Quaderni del coprifuoco (8).
L’altra mattina abbiamo preso l’auto e siamo andati fuori città, a casa di un amico di Arturo. È un tipo sulla sessantina, si chiama Pino. Fa il giardiniere ed è fidanzato con un ragazzo che ha conosciuto in Cile.
Se occorre, lui, il giardiniere, sa sempre come farci avere della frutta e della verdura a buon prezzo. Infatti siamo andati lì per fare la spesa: zucchine, peperoni, mandarini, fagiolini, pere.
– È roba sana, biologica, non quelle porcherie che compri tu al supermercato – mi dice ogni volta Arturo.
Pino era solo in casa, il cileno aveva da fare con delle persone che ogni anno organizzano degli incontri buddisti, così ci ha detto.

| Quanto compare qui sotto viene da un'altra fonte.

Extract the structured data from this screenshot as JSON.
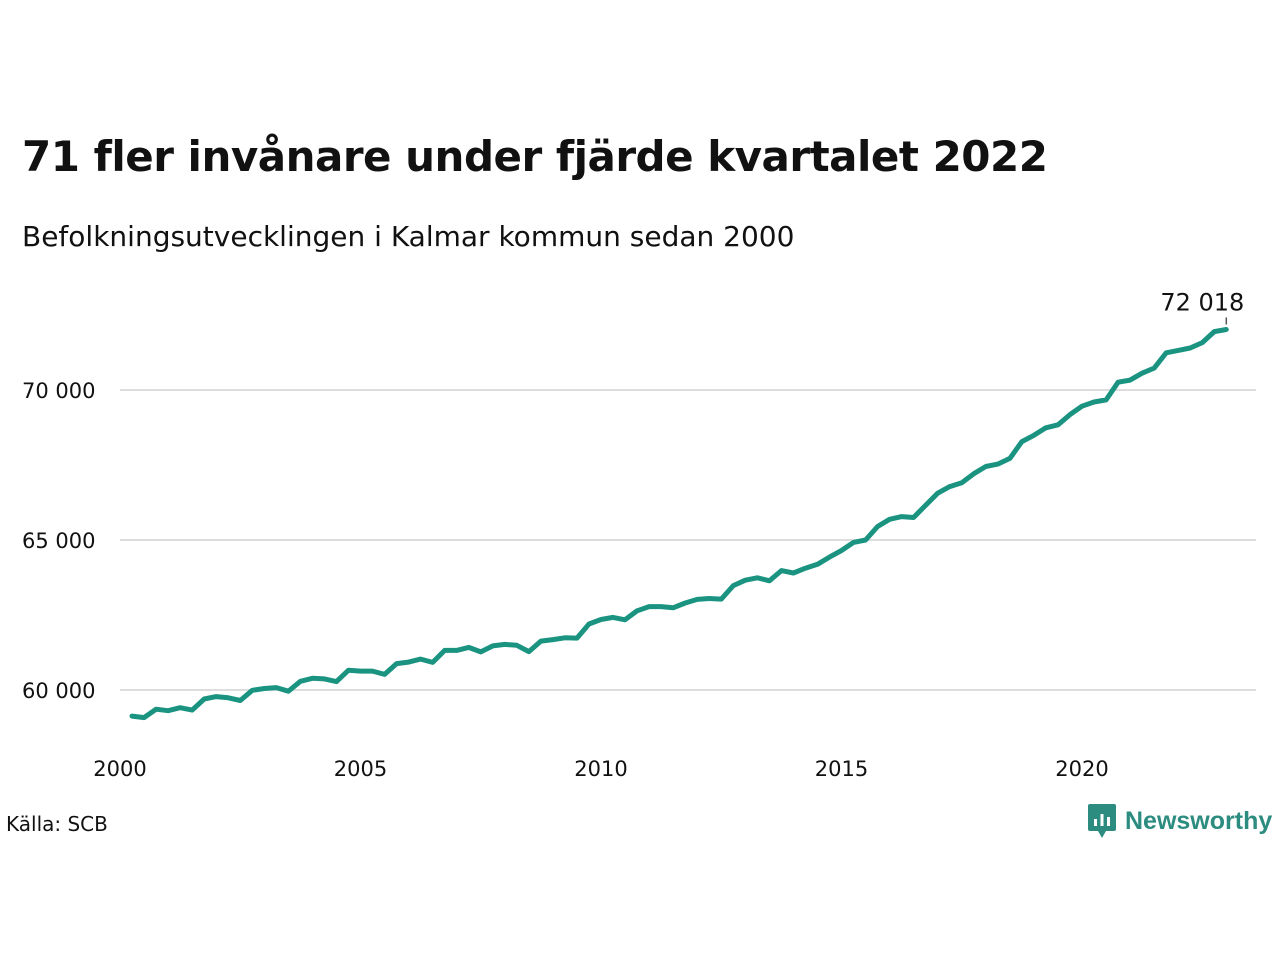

Abbiamo chiacchierato un po’ del più e del meno. Ci ha raccontato delle cose che riguardavano il suo lavoro. Ci ha detto, per esempio, che ha trovato un nuovo sistema per combattere la metcalfa, un piccolo insetto che attacca la maggior parte delle piante ornamentali coltivate.
Nel frattempo si è messo a rollare sigarette con un tabacco profumato alla cannella. Fumava, parlava e rollava. Parlava, rollava e fumava. Abbiamo fumato anche noi.
Lui ci ha chiesto come stessero andando le cose. Siamo rimasti un po’ sul vago. Arturo gli ha detto che le cose vanno sempre per un verso che nessuno riesce a capire. E quando qualcuno ci capisce qualcosa, quel qualcuno fa di tutto per non far capire niente agli altri.
Pino ha sorriso strizzando gli occhi. E si è messo a rollare un’altra sigaretta. Poi è andato in cucina, ha aperto una specie di armadio e ha tirato giù un paio di casse di frutta e verdura.
A un certo punto ci ha raccontato che un suo parente, un cugino di secondo grado che abita a Berlino, e con il quale è in ottimi rapporti, gli aveva scritto per fargli sapere che sarebbe andato in Nuova Zelanda, ci sarebbe rimasto fino alla prossima estate. Questo cugino abita da solo in una casa enorme, una villa su due piani, e gli ha scritto che gliela avrebbe lasciata fino al suo rientro.
Allora Pino ci ha detto che non sarebbe stata una cattiva idea cominciare a progettare una vacanza a Berlino, un viaggio noi quattro assieme, lui, il cileno, Arturo e io.
– Certo, non subito. Quando le cose miglioreranno – ha aggiunto.
Arturo ha fatto sì con la testa.
– Quando le cose miglioreranno – ho ripetuto io.
Siamo rimasti a fantasticare un altro po’ su questo viaggio a Berlino. Poi s’è fatto tardi e abbiamo iniziato a caricare nel cofano le casse di frutta e verdura.
Abbiamo pagato, ci siamo detti ciao e a presto, e siamo andati via.
Pino è rimasto sulla porta, a guardarci mentre salivamo in auto. Arturo ha messo in moto, ha ingranato la prima e ha dato una bella accelerata. Ho allungato un braccio dal finestrino e ho agitato le dita in segno di saluto.
Mentre ci immettevamo sulla strada asfaltata ho dato un’occhiata allo specchietto retrovisore. Pino era sempre lì, sulla porta, con una sigaretta che gli penzolava dalle labbra.
Mi è sembrato che stesse sorridendo. Mi è sembrata una persona quasi felice. Quasi.